A week back at Horse + Bamboo and things have moved on considerably, even after having a day at home with the seemingly inevitable cold. Alison and I spent three sessions talking through the script - which I last looked at early in September. After 4 months of it resting it was time to come at things afresh, and it was exciting just how many new ideas and possibilities emerged. The set too (the photo above was taken last summer when we were putting together a rough version) came in for reconsideration. 

The experience of working in Berneray (in July last year) with a rough set had made me feel that it was unnecessarily limited, and having reworked Alison's show Red Riding Hood this winter, which uses three wheeled frames very effectively, we both felt it might be useful to employ something similar for 'Angus', and that the use of mobile screens would give us more possibilities suggesting the various stage spaces (homes, hospitals) than relying totally on curtains on tracks. 

So next week work will start, for me, with looking at these new approached to the staging, and Alison will start planning some of the wooden puppets for the show. Christina, our technician, will soon be working closely with us - looking at how the lighting and video projections will best work within the set design. On Tuesday we're all planning to travel together to the Whitworth Art Gallery in Manchester to look at the 'Dark Matters' show and kick off a discussion about the use of projection technologies....

Sunday 1 January 2012

Angus back in South Uist

On our visit to South Uist this past summer I revisited the Kildonan Centre, which has a fascinating collection of all sorts of artifacts, photographs, and a heritage and cultural amenity which includes a museum, a craft shop, a Fèis room for ceilidhs, music and dance, a cafe and an archaeology room. The museum itself, Taigh Tasgaidh Chill Donnain, is owned by the South Uist Historical Trust, and I wondered if it had within its collection any material relating to Angus MacPhee. The woman on the reception desk was helpful, but hadn't heard of Angus. To be fair she admitted that she was a fairly recent incomer and said she was certain other volunteers would know far more than she did herself. I said how wonderful it would be if a corner of the museum could be found to host a display about Angus, and mentioned this to other people I met on the island. 
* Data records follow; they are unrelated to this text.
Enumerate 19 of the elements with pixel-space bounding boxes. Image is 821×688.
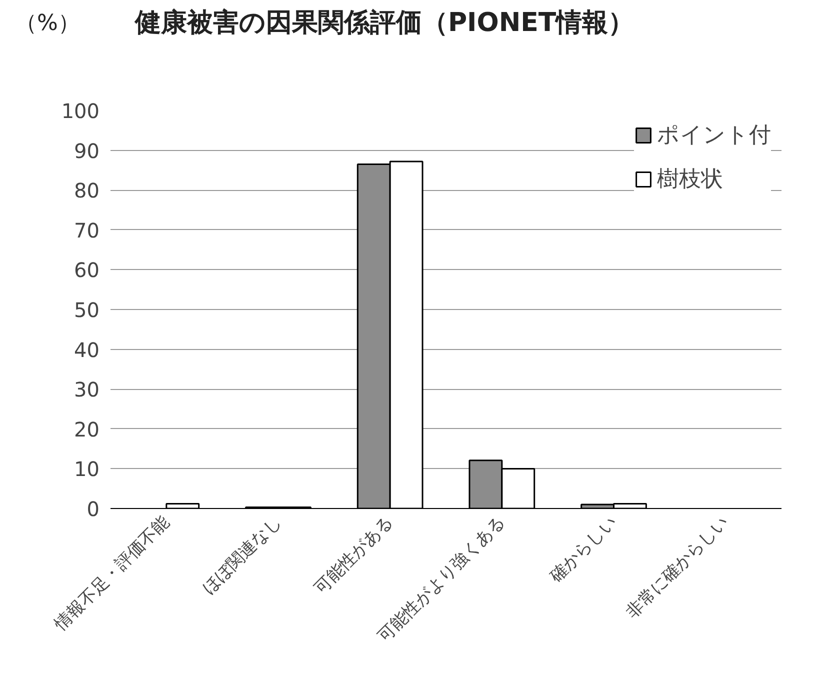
x-tick-label: ほぼ関連なし (199, 512, 286, 599)
chart-title: 健康被害の因果関係評価（PIONET情報） (135, 7, 634, 40)
x-tick-label: 非常に確からしい (622, 512, 733, 623)
y-tick-label: 80 (74, 178, 100, 203)
y-tick-label: 10 (74, 457, 100, 482)
y-tick-label: 100 (61, 99, 100, 123)
y-tick-label: 40 (74, 338, 100, 362)
y-tick-label: 30 (74, 378, 100, 402)
y-axis-title: （%） (14, 10, 81, 38)
y-tick-label: 50 (74, 298, 100, 322)
y-tick-label: 90 (74, 138, 100, 163)
y-tick-label: 0 (86, 497, 100, 521)
x-tick-label: 可能性がある (310, 512, 398, 599)
x-tick-label: 確からしい (546, 512, 621, 588)
legend-label: ポイント付 (657, 122, 771, 150)
y-tick-label: 60 (74, 258, 100, 282)
y-tick-label: 20 (74, 417, 100, 442)
legend-label: 樹枝状 (657, 166, 723, 194)
y-tick-label: 70 (74, 218, 100, 242)
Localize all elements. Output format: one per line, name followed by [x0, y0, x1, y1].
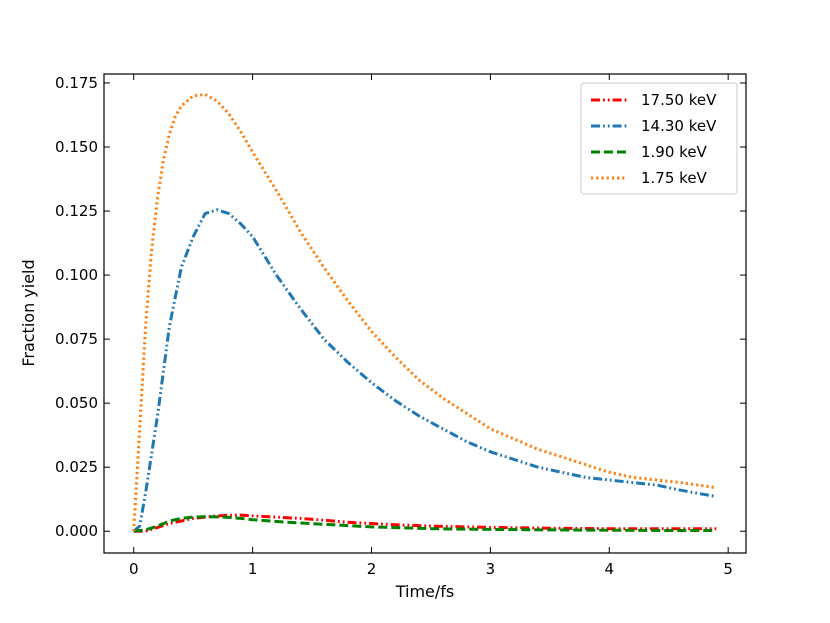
- series-line-14-30-kev: [132, 208, 717, 533]
- y-tick-label: 0.175: [55, 74, 98, 92]
- series-line-1-75-kev: [132, 93, 717, 532]
- y-tick-label: 0.000: [55, 522, 98, 540]
- x-tick-label: 4: [605, 560, 615, 578]
- plot-frame: [103, 73, 747, 554]
- legend-label: 1.75 keV: [641, 169, 708, 187]
- x-tick-label: 1: [248, 560, 258, 578]
- y-tick-label: 0.150: [55, 138, 98, 156]
- legend-frame: [580, 82, 738, 195]
- x-tick-label: 3: [486, 560, 496, 578]
- series-line-17-50-kev: [133, 513, 717, 533]
- series-line-1-90-kev: [133, 515, 717, 533]
- legend-label: 17.50 keV: [641, 91, 717, 109]
- legend-label: 1.90 keV: [641, 143, 708, 161]
- y-axis: 0.000 0.025 0.050 0.075 0.100 0.125 0.150 0.175: [55, 74, 746, 540]
- legend: 17.50 keV 14.30 keV 1.90 keV 1.75 keV: [580, 82, 738, 195]
- x-tick-label: 2: [367, 560, 377, 578]
- series-layer: [132, 93, 717, 533]
- y-axis-label: Fraction yield: [19, 259, 38, 366]
- x-tick-label: 5: [723, 560, 733, 578]
- y-tick-label: 0.125: [55, 202, 98, 220]
- x-tick-label: 0: [129, 560, 139, 578]
- y-tick-label: 0.050: [55, 394, 98, 412]
- y-tick-label: 0.025: [55, 458, 98, 476]
- x-axis-label: Time/fs: [395, 582, 455, 601]
- y-tick-label: 0.100: [55, 266, 98, 284]
- x-axis: 0 1 2 3 4 5: [129, 74, 733, 578]
- y-tick-label: 0.075: [55, 330, 98, 348]
- legend-label: 14.30 keV: [641, 117, 717, 135]
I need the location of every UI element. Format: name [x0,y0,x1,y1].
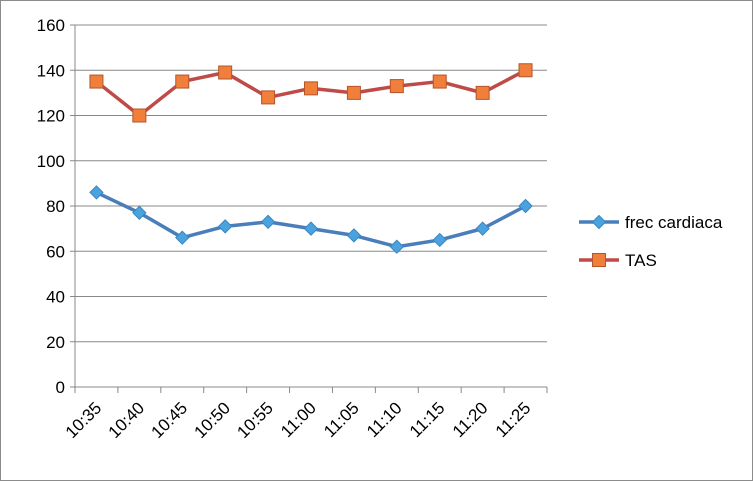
x-tick-label: 11:05 [320,398,363,441]
legend-marker [592,253,606,267]
gridlines [75,24,547,343]
data-point [346,228,362,243]
x-tick-label: 10:55 [233,398,277,442]
data-point [89,74,104,89]
legend: frec cardiaca TAS [579,213,723,270]
data-point [303,221,319,236]
x-tick-label: 10:35 [62,398,106,442]
data-point [132,108,147,123]
data-point [304,81,318,96]
legend-entry: frec cardiaca [579,213,723,232]
data-point [217,219,233,234]
legend-entry: TAS [579,251,657,270]
y-tick-label: 60 [46,242,65,261]
data-point [389,79,404,94]
series-tas [89,63,533,123]
y-tick-label: 140 [37,61,65,80]
data-point [432,232,447,248]
series-line [95,190,527,249]
x-tick-label: 10:45 [148,398,192,442]
y-tick-label: 160 [37,16,65,35]
x-tick-label: 11:25 [492,398,535,441]
series-layer [89,63,533,254]
x-tick-label: 10:50 [190,398,234,442]
data-point [218,65,233,80]
legend-label: frec cardiaca [625,213,723,232]
series-frec-cardiaca [89,185,533,254]
y-tick-label: 100 [37,152,65,171]
x-tick-label: 11:15 [406,398,449,441]
y-tick-label: 80 [46,197,65,216]
y-tick-label: 40 [46,288,65,307]
data-point [261,90,276,105]
data-point [389,239,405,254]
data-point [346,85,361,100]
legend-label: TAS [625,251,657,270]
data-point [132,205,147,220]
y-tick-label: 0 [56,378,65,397]
y-axis-ticks: 0 20 40 60 80 100 120 140 160 [37,16,75,397]
legend-marker [591,214,607,230]
data-point [518,63,533,78]
data-point [175,74,190,89]
data-point [475,85,490,100]
data-point [432,74,447,89]
x-tick-label: 11:10 [363,398,406,441]
data-point [475,221,490,236]
data-point [89,185,104,200]
y-tick-label: 20 [46,333,65,352]
x-tick-label: 10:40 [105,398,149,442]
data-point [175,230,190,245]
y-tick-label: 120 [37,107,65,126]
x-tick-label: 11:20 [449,398,492,441]
x-tick-label: 11:00 [277,398,320,441]
data-point [260,214,276,230]
data-point [518,198,533,214]
x-axis-ticks: 10:35 10:40 10:45 10:50 10:55 11:00 11:05 11:10… [62,387,548,442]
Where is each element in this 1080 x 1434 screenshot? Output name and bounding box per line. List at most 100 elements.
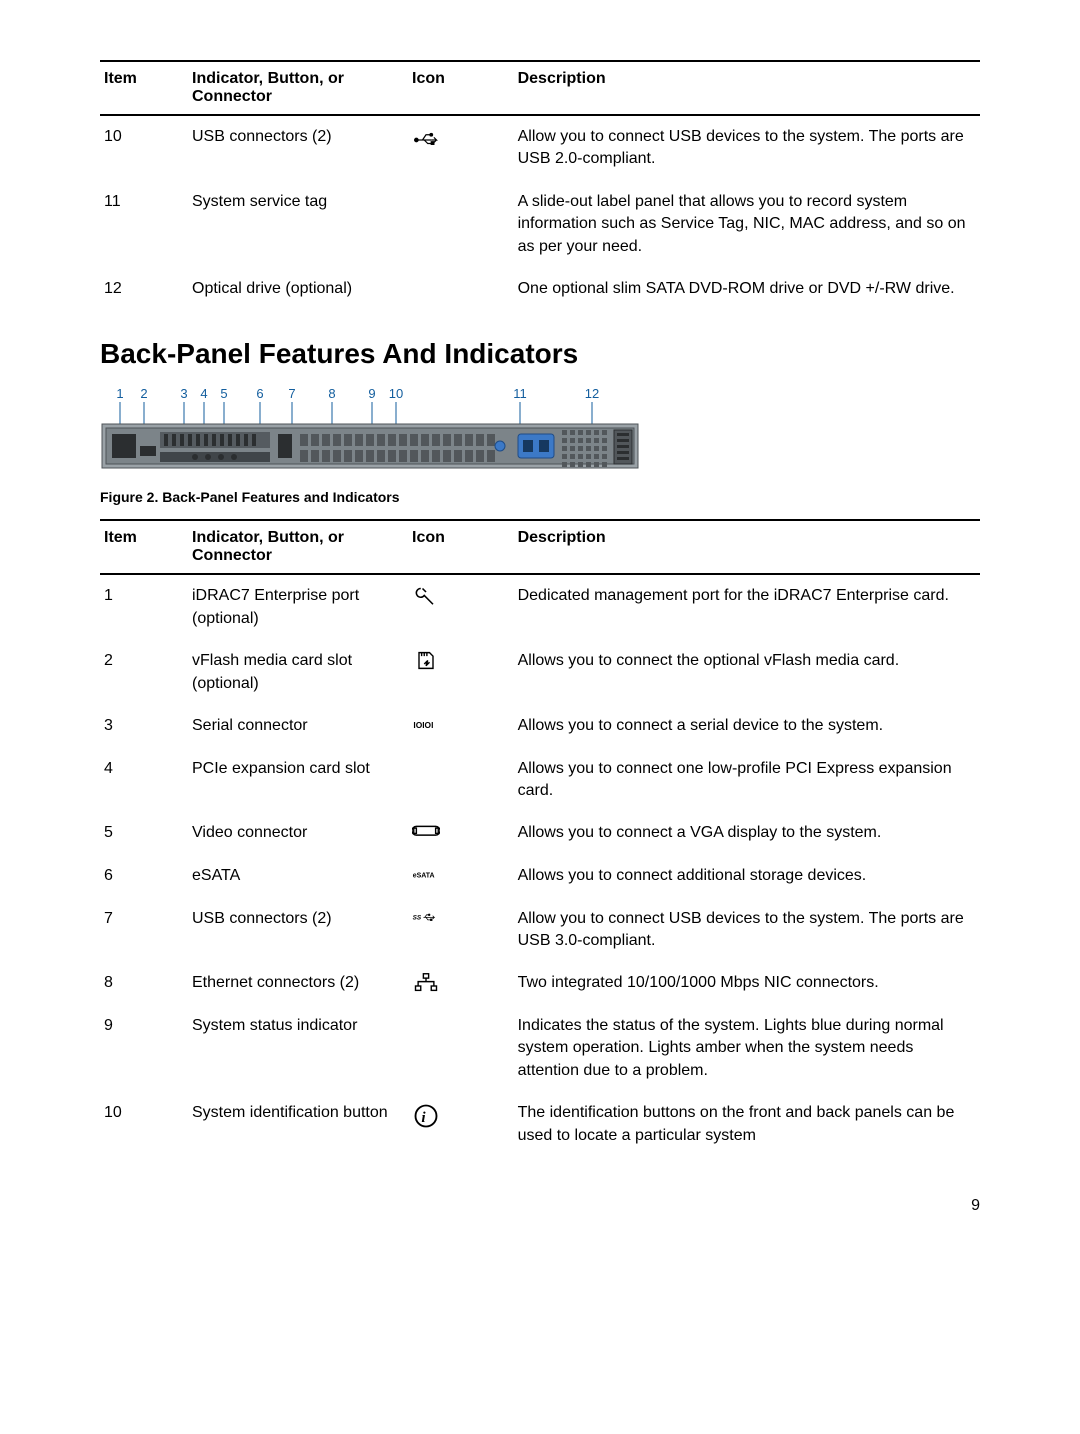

Taigh Tasgaidh Chill Donnain or the Kildonan Centre

I was delighted to find the Creativity in Care website and a page about the exhibition at The Bishops Palace, Eden Court, Inverness towards the end of last year entitled 'Angus MacPhee & Other Memories' which contained some of Angus's woven artefacts. 

Creativity in Care has grown out of the work undertaken by Karrie Marshall and Chris King of Zenwing Puppets. Karrie and Chris were very helpful when we first started our exploration of Angus's background, specifically taking Esther and Helen to see the site of Craig Dunain. They have very kindly even provided a link to this blog (among other Angus related sites) on the Creativity in Care website. 

Excitingly, I noticed an update - "These pieces of Angus MacPhee’s work are going home to South Uist to the Kildonan Museum kildonanmuseum.co.uk/index.html" , so it looks as if, at least for a short period, the museum will now be having a section about Angus and his work. The photographs below are from the Creativity in Care site, and the Kildonan Museum website is announcing a "Weaver of Grass' exhibition from April 2012.